WorkOS (workos-vault.ts) — describeWorkosError() surfaces request_id / code / errors[] / rawData (which flattenCauseChain dropped) on the opaque 422, plus a logged updateObject failure path.
Datadog queries to use once deployed
service:composio-dashboard env:production @step:jwt-login-rejected
service:composio-dashboard env:production @feature:workos-vault "createObject failed" # → @workos_error.request_id
Root-cause summary (infra-side, not in this PR)

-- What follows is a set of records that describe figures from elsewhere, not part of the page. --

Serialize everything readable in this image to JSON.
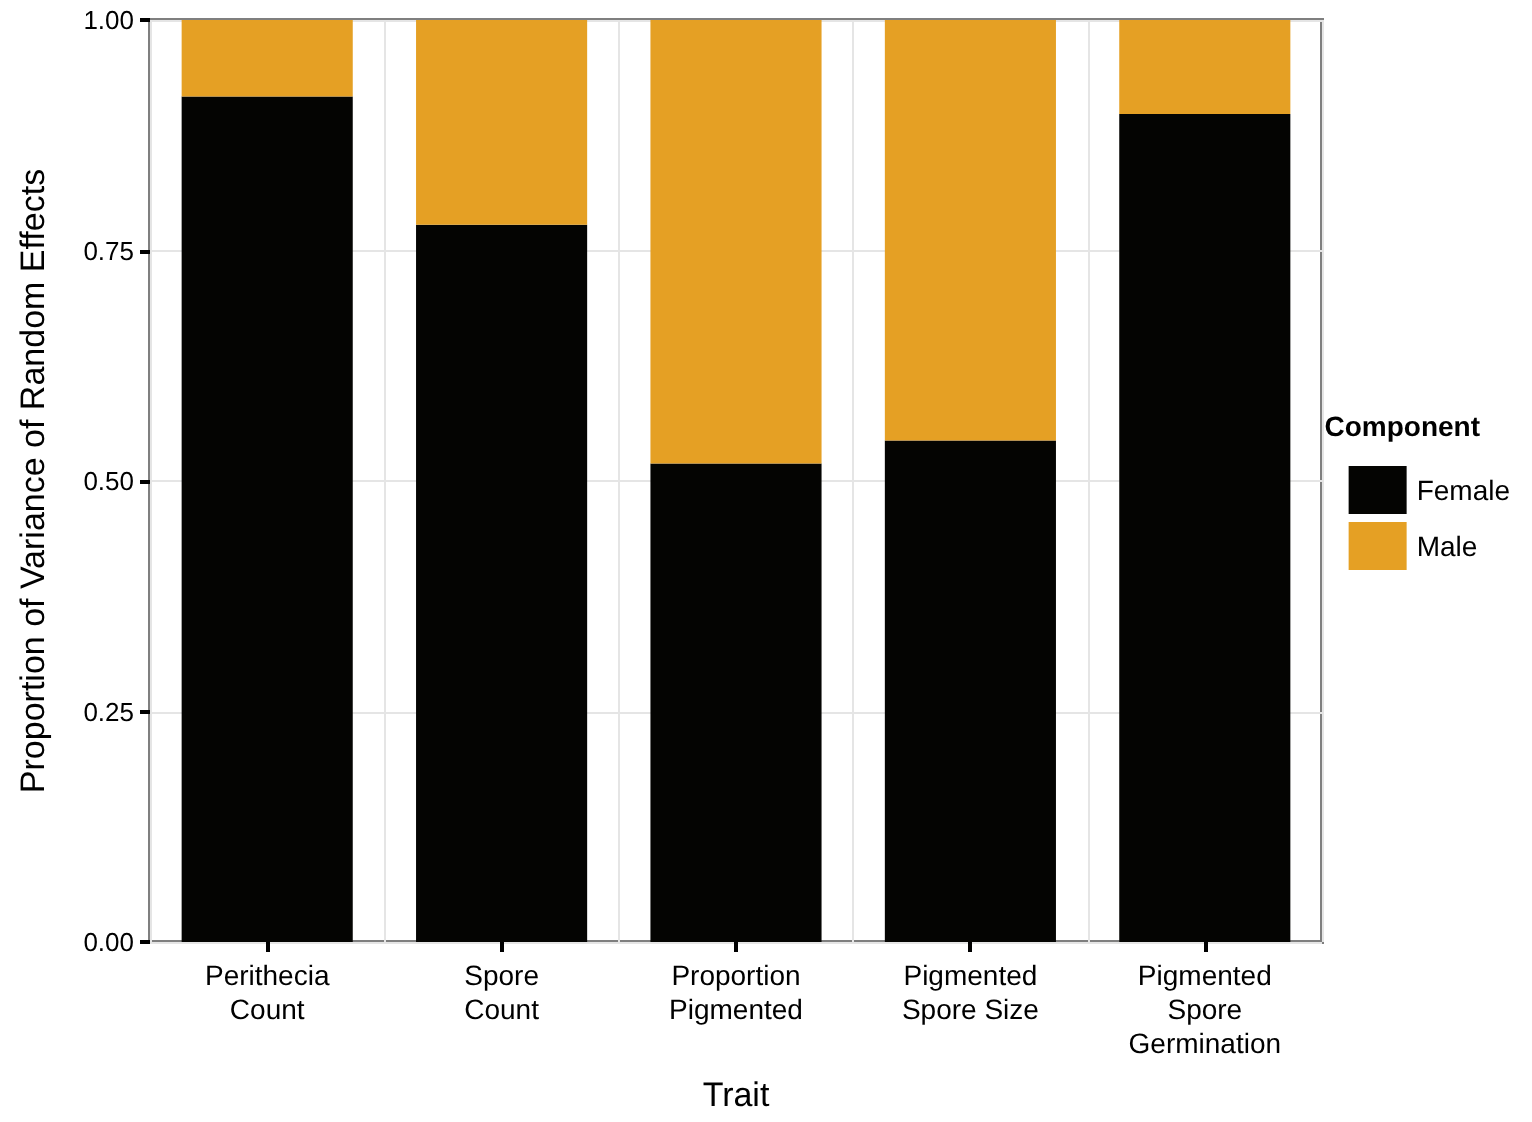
{
  "chart_data": {
    "type": "bar",
    "stacked": true,
    "xlabel": "Trait",
    "ylabel": "Proportion of Variance of Random Effects",
    "legend_title": "Component",
    "legend": "right",
    "categories": [
      "Perithecia\nCount",
      "Spore\nCount",
      "Proportion\nPigmented",
      "Pigmented\nSpore Size",
      "Pigmented\nSpore\nGermination"
    ],
    "series": [
      {
        "name": "Female",
        "color": "#040402",
        "values": [
          0.917,
          0.778,
          0.519,
          0.544,
          0.898
        ]
      },
      {
        "name": "Male",
        "color": "#e5a024",
        "values": [
          0.083,
          0.222,
          0.481,
          0.456,
          0.102
        ]
      }
    ],
    "ylim": [
      0,
      1
    ],
    "yticks": [
      {
        "value": 0,
        "label": "0.00"
      },
      {
        "value": 0.25,
        "label": "0.25"
      },
      {
        "value": 0.5,
        "label": "0.50"
      },
      {
        "value": 0.75,
        "label": "0.75"
      },
      {
        "value": 1,
        "label": "1.00"
      }
    ],
    "grid": true
  }
}
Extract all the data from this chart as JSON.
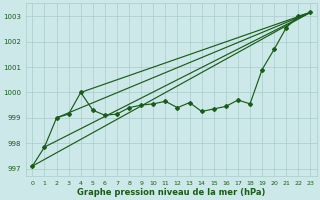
{
  "xlabel": "Graphe pression niveau de la mer (hPa)",
  "bg_color": "#cce8e8",
  "grid_color": "#aacccc",
  "line_color": "#1a5c1a",
  "xlim": [
    -0.5,
    23.5
  ],
  "ylim": [
    996.7,
    1003.5
  ],
  "yticks": [
    997,
    998,
    999,
    1000,
    1001,
    1002,
    1003
  ],
  "xticks": [
    0,
    1,
    2,
    3,
    4,
    5,
    6,
    7,
    8,
    9,
    10,
    11,
    12,
    13,
    14,
    15,
    16,
    17,
    18,
    19,
    20,
    21,
    22,
    23
  ],
  "series_main": {
    "x": [
      0,
      1,
      2,
      3,
      4,
      5,
      6,
      7,
      8,
      9,
      10,
      11,
      12,
      13,
      14,
      15,
      16,
      17,
      18,
      19,
      20,
      21,
      22,
      23
    ],
    "y": [
      997.1,
      997.85,
      999.0,
      999.15,
      1000.0,
      999.3,
      999.1,
      999.15,
      999.4,
      999.5,
      999.55,
      999.65,
      999.4,
      999.6,
      999.25,
      999.35,
      999.45,
      999.7,
      999.55,
      1000.9,
      1001.7,
      1002.55,
      1003.0,
      1003.15
    ]
  },
  "diag_line1": {
    "x": [
      0,
      23
    ],
    "y": [
      997.1,
      1003.15
    ]
  },
  "diag_line2": {
    "x": [
      1,
      23
    ],
    "y": [
      997.85,
      1003.15
    ]
  },
  "diag_line3": {
    "x": [
      2,
      23
    ],
    "y": [
      999.0,
      1003.15
    ]
  },
  "diag_line4": {
    "x": [
      4,
      23
    ],
    "y": [
      1000.0,
      1003.15
    ]
  }
}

| Cause | Evidence | Owner action |
|---|---|---|
| 05-27 502 spike | 15,244 HCP getaddrinfo ENOTFOUND, all in 05-27 00:00–12:00; DNS resolves now | Resolved (cluster DNS propagation). Monitor. |
| Ongoing HCP fallbacks | ~182/day VaultJwtLoginError (Vault rejecting the JWT), not DNS/timeout | Fix JWT-auth role: confirm HCP_VAULT_USE_DASHBOARD_TOKEN, Vault trusts the dashboard JWKS/issuer, role bound_audiences/user_claim, and the KV policy template matches the path. The new jwt-login-rejected body will show which. |
| WorkOS 422 (broken fallback) | All 422, successful updates → fails on object creation; started 05-27 11:03 |